Helen (Kemper) is accidentally joined by her younger brother's best friend, Jake (Luke Grimes) who accidentally also signed up for the same hike, and along the way she learns, laughs and loves, and the two hook up at the film's end. Shocker. (You will know this in the first five minutes of the movie. This is a spoiler only if you have amnesia that makes you forget how every movie, ever, worked.)
Unfortunately, aside from Kemper's energy and the honestly stunning outdoors scenery, the movie kind of never raises above a mediocre sitcom. It's a will they/ won't they question that will clearly resolve exactly one way. It doesn't know a sitcom cliche it doesn't want to exploit. While also introducing major character items and then ignoring them completely. Cumulatively, these things make the characters unbelievable and nearly unlikable.

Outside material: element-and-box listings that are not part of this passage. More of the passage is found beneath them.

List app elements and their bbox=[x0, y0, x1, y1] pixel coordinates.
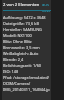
button[interactable]: Auflösung: 5472 x 3648 bbox=[3, 14, 51, 20]
staticText: DCIM/Camera/ bbox=[3, 81, 31, 86]
button[interactable]: 2 von 2 Elementen bbox=[3, 2, 40, 8]
button[interactable]: Modell: NX1100 bbox=[3, 32, 51, 38]
button[interactable]: Pfad: /storage/emulated/0/ bbox=[3, 74, 51, 80]
button[interactable]: Brennweite: 3,5 mm bbox=[3, 44, 51, 50]
button[interactable]: ausgewählt bbox=[42, 2, 51, 12]
button[interactable]: Blitz: Ohne Blitz bbox=[3, 38, 51, 44]
staticText: Brennweite: 3,5 mm bbox=[3, 45, 40, 50]
button[interactable]: Weißabgleich: Auto bbox=[3, 50, 51, 56]
staticText: Modell: NX1100 bbox=[3, 33, 32, 38]
button[interactable]: Blende: 2,4 bbox=[3, 56, 51, 62]
staticText: Belichtungszeit: 1/60 bbox=[3, 63, 42, 68]
button[interactable]: IMG_20140311_164944.jpg bbox=[3, 86, 51, 92]
staticText: Blitz: Ohne Blitz bbox=[3, 39, 32, 44]
staticText: Pfad: /storage/emulated/0/ bbox=[3, 75, 51, 80]
button[interactable]: ISO: 148 bbox=[3, 68, 51, 74]
button[interactable]: Hersteller: SAMSUNG bbox=[3, 26, 51, 32]
staticText: IMG_20140311_164944.jpg bbox=[3, 87, 51, 92]
staticText: Auflösung: 5472 x 3648 bbox=[3, 15, 46, 20]
staticText: ISO: 148 bbox=[3, 69, 19, 74]
staticText: Weißabgleich: Auto bbox=[3, 51, 39, 56]
button[interactable]: DCIM/Camera/ bbox=[3, 80, 51, 86]
button[interactable]: Belichtungszeit: 1/60 bbox=[3, 62, 51, 68]
staticText: Blende: 2,4 bbox=[3, 57, 24, 62]
button[interactable]: Dateigröße: 73,6 kB bbox=[3, 20, 51, 26]
staticText: Dateigröße: 73,6 kB bbox=[3, 21, 39, 26]
staticText: Hersteller: SAMSUNG bbox=[3, 27, 42, 32]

It's the kind of movie where every time something is going to happen - an important conversation, a kiss, whatever... people are interrupted. Someone walks into frame, someone calls for them, etc... Which, fair, but the characters are in the woods with only one another for company. They do not teleport and travel through time from scene to scene - they have time and space to say the next thing they were going to say. It's almost confusing why they don't just let the interruption pass and then pick up again. At least in a workplace sitcom you assume they have to move on with their day.
I guess, fundamentally, I felt like this movie could have been an email. Like, just have these two have a conversation... all the delay isn't really entertaining.
But the characters will even self-interrupt. There's a scene where one of those two major character items shows up as Kemper explains how her middle brother died and how it destroyed her family (something which impacts nothing else in the movie and feels weirdly out of place), and after she's done - Man just says "we should get some sleep". Not "let me comfort you" nor does he ask any follow up questions. Just "we should get some sleep". And then starts a fight with her.
It's so weird.
The other thing is that SPOILERS we find out Man is slowly going blind. And is, in fact, night blind already. But it only impacts him one time, not all the time when it is dark, when he apparently can get around just fine without his glasses, which he almost never wears.
Most of the supporting characters are just sketches. When characters do say who they are, they must do it by interacting with Helen, in which case they stop the movie to explain their whole deal. It's wildly lazy writing of the tell-don't-show variety. The little character beats seem to want cheaply earned gravitas for the movie - but instead the beats just dump a paragraph of character bio that will never again be relevant or come up in a meaningful way.
The odd thing is that you can exactly triangulate how all of this happened.
The movie has a single writer/ director/ producer in Vicky Wight. While Netflix surely had final edit and some say, this is her baby. She's the one who wrote and directed a scene in which someone who has been pining for Kemper for a decade, and who took the crazy leap to spend time with her, gets interrupted when he's about to spill his guts, and then does not ask her to hold up so he could tell her instead of just standing there like an idiot while she slowly gets in her car and drives away.
Also, it does feel a little stalker-ish he followed her out to the woods. And why DIDN'T they just say they knew each other? It makes no sense, and if they stay in touch with anyone else after, they clearly will have to tell them. It's so weird and dumb.
And from what Jamie groused to me, the movie does what many an adaptation do: It uses the book as a rough outline, but so much is changed, it kind of changes the meaning from the original text (see: Frankenstein). This includes a massive reduction in the number of hikers, which causes logistical issues I kept asking about. "Why would you do that if you're on the Appalachian Trail?" type stuff, like having your trail guide split the group and then not follow up behind the first group, potentially losing hikers in the woods. Which absolutely happens.
The movie also forgets to do basic things like showing Helen blocking her ex from calling her as a sign of growth. She kind of just comes back ready to love her brother for reasons.
Anyway, it wasn't so much a problem of "not for me" as "this movie is badly written and is hoping the gorgeous scenery will distract me". The scenery did not distract me. This movie needed a few more drafts before the cameras rolled.